Transfer price is the price at which one part of an entity sells a product or service to another part of the same entity. In principle a transfer price should match either what the seller would charge an independent, arm's length customer, or what the buyer would pay an independent, arm's length supplier.

Transfer pricing is sometimes misused to lower profits in order to avoid paying income taxes in high-tax regions by shifting profits to related entities situated in less – tax regions that levies no or low taxes

Domestic Transfer pricing

In domestic transactions, the under-invoicing of sales and over-invoicing of expenses ordinarily will have no revenue impact in nature, except in two circumstances such as where one of the related entities is (i) loss making or (ii) liable to pay tax at a lower rate as some specified categories of business activities are given tax holidays by the government and the profits are shifted to such entity from the profit making related domestic entity in order to pay low or nil taxes. Here domestic transfer pricing arises.

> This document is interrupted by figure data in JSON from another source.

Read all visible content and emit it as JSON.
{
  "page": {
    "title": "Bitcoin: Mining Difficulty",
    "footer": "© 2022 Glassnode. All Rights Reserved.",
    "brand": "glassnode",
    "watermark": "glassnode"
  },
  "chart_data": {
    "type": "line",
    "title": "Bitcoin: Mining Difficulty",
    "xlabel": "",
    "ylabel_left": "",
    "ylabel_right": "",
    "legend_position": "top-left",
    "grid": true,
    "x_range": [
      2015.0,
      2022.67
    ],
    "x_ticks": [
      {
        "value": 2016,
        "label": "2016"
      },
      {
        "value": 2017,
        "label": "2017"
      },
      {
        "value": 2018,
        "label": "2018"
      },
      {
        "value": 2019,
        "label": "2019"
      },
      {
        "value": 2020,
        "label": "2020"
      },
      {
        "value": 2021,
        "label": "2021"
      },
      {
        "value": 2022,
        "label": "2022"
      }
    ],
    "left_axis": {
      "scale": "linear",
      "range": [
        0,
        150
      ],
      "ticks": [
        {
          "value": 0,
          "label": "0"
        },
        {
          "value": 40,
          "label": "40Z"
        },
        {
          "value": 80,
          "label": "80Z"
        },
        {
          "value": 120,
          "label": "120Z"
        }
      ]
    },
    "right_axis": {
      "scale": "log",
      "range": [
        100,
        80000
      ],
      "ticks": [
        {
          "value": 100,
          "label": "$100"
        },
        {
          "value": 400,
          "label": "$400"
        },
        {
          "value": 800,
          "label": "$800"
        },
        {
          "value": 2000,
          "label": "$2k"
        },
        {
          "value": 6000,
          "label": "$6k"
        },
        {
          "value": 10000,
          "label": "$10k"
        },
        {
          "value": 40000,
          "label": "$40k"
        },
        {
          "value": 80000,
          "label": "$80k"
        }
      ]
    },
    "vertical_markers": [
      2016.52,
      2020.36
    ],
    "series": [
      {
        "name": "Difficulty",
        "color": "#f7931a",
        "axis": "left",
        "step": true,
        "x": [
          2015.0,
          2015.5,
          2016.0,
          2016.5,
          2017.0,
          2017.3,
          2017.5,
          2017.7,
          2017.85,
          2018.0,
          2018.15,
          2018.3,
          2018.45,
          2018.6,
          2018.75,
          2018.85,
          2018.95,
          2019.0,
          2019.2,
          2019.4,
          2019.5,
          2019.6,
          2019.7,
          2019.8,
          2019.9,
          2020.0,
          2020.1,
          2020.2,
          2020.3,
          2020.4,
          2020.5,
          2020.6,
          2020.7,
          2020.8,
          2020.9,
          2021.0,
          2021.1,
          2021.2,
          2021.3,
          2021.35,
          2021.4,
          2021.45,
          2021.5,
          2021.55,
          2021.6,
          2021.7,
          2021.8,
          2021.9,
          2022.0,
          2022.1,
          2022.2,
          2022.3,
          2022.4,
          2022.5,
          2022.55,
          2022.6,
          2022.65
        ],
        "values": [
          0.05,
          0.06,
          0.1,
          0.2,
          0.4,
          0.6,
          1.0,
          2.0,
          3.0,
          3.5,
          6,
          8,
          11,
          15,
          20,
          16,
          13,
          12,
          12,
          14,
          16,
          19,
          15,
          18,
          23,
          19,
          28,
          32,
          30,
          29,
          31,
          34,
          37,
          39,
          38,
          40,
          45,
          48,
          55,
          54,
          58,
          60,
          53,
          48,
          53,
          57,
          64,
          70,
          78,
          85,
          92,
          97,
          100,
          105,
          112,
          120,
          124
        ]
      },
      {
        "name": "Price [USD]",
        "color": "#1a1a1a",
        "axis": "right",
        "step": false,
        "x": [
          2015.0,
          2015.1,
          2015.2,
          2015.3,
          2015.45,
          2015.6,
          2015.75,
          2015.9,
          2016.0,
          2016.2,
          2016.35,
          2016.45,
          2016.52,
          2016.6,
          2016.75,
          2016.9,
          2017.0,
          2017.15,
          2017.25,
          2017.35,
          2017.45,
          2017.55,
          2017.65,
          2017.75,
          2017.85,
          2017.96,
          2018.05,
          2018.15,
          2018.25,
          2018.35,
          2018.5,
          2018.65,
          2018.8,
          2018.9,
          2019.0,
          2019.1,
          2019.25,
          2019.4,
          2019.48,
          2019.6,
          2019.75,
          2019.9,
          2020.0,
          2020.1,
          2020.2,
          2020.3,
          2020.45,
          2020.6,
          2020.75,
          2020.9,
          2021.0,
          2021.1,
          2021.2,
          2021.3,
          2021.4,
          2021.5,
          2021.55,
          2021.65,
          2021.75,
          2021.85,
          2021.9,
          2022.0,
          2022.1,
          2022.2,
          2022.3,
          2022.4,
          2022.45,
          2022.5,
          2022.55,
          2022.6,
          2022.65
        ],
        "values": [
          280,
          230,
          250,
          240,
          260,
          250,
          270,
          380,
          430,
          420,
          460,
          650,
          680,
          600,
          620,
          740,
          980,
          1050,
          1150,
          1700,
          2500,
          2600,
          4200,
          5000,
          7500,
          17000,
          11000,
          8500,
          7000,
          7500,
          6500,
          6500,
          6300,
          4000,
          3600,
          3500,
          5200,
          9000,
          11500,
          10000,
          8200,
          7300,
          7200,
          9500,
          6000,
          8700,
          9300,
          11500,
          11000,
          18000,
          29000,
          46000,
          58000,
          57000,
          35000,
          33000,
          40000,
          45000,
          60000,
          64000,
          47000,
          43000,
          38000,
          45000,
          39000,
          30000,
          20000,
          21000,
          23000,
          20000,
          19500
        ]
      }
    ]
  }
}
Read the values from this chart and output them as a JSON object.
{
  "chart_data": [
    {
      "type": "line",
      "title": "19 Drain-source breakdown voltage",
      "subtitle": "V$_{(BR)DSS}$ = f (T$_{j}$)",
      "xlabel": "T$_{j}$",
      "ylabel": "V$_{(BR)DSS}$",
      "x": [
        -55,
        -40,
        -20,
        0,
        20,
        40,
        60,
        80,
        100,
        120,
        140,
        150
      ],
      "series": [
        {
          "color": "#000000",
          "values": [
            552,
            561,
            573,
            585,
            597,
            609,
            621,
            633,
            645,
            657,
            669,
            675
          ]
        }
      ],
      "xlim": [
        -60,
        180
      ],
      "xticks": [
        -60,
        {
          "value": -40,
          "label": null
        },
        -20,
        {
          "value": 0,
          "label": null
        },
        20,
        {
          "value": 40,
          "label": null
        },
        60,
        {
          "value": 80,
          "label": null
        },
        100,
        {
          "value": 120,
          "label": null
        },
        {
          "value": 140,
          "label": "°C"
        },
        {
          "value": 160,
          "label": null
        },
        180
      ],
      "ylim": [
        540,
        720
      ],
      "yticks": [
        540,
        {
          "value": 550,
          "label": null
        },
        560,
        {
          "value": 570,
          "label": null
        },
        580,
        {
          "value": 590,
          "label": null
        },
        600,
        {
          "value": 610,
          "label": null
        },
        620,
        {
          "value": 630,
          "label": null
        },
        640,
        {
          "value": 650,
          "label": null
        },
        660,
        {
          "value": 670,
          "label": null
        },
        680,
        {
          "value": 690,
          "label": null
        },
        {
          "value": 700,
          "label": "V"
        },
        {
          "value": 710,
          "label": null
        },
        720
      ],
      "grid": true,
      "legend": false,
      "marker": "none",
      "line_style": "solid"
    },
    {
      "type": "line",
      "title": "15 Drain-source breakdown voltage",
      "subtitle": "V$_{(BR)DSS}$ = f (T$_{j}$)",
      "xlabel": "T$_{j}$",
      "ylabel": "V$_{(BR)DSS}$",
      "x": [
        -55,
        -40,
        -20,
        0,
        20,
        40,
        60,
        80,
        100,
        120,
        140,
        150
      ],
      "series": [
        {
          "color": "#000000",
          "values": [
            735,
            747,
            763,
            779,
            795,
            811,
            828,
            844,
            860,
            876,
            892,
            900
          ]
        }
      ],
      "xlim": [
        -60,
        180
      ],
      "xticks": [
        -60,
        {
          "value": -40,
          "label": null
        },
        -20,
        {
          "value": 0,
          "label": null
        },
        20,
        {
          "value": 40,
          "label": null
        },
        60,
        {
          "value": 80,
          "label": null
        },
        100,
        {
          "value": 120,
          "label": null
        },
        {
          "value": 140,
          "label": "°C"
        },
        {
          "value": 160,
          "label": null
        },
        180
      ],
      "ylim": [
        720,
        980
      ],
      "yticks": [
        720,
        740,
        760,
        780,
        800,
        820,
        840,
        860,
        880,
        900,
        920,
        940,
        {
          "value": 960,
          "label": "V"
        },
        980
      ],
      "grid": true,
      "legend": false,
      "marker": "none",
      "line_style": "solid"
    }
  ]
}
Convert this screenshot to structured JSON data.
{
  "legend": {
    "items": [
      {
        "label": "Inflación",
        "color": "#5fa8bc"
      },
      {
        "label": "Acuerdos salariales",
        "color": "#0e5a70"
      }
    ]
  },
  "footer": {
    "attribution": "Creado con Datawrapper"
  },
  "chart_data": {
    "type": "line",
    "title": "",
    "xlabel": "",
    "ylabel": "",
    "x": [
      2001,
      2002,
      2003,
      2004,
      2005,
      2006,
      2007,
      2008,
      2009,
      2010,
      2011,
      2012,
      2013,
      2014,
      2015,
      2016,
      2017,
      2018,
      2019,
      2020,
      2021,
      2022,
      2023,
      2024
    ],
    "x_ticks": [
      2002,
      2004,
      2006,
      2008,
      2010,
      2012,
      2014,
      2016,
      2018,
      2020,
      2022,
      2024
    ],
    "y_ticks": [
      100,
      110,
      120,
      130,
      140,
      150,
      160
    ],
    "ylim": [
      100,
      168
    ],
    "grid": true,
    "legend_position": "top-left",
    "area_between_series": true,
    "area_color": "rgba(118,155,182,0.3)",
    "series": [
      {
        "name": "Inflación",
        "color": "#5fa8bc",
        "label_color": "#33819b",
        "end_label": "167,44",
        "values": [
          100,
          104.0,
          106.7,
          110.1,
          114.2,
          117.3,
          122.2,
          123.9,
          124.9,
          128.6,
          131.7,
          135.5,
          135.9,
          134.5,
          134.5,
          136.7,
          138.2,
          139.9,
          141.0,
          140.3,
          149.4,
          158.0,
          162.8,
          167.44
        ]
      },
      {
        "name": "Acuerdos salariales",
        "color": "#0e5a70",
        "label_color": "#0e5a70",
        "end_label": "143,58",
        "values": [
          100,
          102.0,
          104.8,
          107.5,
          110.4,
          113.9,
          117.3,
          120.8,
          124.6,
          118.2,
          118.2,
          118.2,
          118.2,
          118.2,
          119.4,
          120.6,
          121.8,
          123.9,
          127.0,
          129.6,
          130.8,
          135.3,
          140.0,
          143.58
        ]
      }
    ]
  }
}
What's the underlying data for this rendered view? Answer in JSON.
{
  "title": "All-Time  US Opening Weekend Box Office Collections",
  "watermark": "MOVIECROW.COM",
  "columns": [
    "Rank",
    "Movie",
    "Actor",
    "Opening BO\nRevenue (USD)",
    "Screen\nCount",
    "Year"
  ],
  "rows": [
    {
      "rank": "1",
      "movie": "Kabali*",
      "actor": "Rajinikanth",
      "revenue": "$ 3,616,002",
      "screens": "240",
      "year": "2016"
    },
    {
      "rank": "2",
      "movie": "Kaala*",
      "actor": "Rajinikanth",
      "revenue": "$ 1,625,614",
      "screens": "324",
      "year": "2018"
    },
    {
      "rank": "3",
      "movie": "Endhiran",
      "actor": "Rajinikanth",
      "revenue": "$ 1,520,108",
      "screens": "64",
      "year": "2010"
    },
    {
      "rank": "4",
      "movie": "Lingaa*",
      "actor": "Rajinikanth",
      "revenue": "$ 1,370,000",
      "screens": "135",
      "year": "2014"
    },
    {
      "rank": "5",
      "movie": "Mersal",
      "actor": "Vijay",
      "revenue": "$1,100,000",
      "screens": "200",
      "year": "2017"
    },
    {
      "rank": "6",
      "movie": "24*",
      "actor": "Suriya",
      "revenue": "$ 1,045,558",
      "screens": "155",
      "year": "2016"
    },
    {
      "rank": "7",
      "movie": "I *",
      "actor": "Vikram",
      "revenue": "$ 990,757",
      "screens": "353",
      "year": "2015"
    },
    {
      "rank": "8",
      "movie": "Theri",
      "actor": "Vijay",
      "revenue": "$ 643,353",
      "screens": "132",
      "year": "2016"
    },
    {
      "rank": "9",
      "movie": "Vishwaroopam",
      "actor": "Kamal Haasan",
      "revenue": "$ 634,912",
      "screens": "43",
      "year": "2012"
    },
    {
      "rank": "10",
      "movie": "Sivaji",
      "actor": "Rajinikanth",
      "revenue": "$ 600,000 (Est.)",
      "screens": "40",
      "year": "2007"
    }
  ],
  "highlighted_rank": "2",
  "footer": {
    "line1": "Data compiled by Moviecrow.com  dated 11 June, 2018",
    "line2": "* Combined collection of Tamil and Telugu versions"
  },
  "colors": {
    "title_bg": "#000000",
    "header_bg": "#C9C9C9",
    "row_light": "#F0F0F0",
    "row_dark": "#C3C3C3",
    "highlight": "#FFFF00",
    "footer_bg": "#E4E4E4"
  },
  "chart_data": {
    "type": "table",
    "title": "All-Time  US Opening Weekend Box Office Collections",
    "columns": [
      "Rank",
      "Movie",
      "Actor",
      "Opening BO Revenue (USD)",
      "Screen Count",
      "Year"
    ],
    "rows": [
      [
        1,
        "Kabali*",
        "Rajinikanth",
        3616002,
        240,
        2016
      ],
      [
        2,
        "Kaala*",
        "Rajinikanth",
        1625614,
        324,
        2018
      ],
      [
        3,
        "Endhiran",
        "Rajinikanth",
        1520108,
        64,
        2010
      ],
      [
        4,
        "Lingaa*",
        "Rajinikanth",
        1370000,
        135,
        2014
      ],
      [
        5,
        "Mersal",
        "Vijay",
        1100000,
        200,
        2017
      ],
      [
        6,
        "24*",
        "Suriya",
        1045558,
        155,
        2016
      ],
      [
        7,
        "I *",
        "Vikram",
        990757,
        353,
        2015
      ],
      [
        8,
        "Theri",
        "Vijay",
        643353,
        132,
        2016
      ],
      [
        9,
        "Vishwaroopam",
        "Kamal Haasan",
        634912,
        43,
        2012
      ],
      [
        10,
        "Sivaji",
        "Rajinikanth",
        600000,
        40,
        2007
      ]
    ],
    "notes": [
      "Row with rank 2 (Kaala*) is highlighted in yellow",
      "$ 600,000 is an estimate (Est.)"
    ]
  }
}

In order to reduce the tax evasion by way of domestic transfer pricing, a concept of specified domestic transaction was inserted in Indian income tax act 1961 where provisions of transfer pricing would be applicable.

Threshold limit – For a taxpayer entity, if the aggregate of specified domestic transactions exceeds INR 20 crore (increased from INR 5 crore in budget 2015-16) in any year, provisions of transfer pricing would be applicable.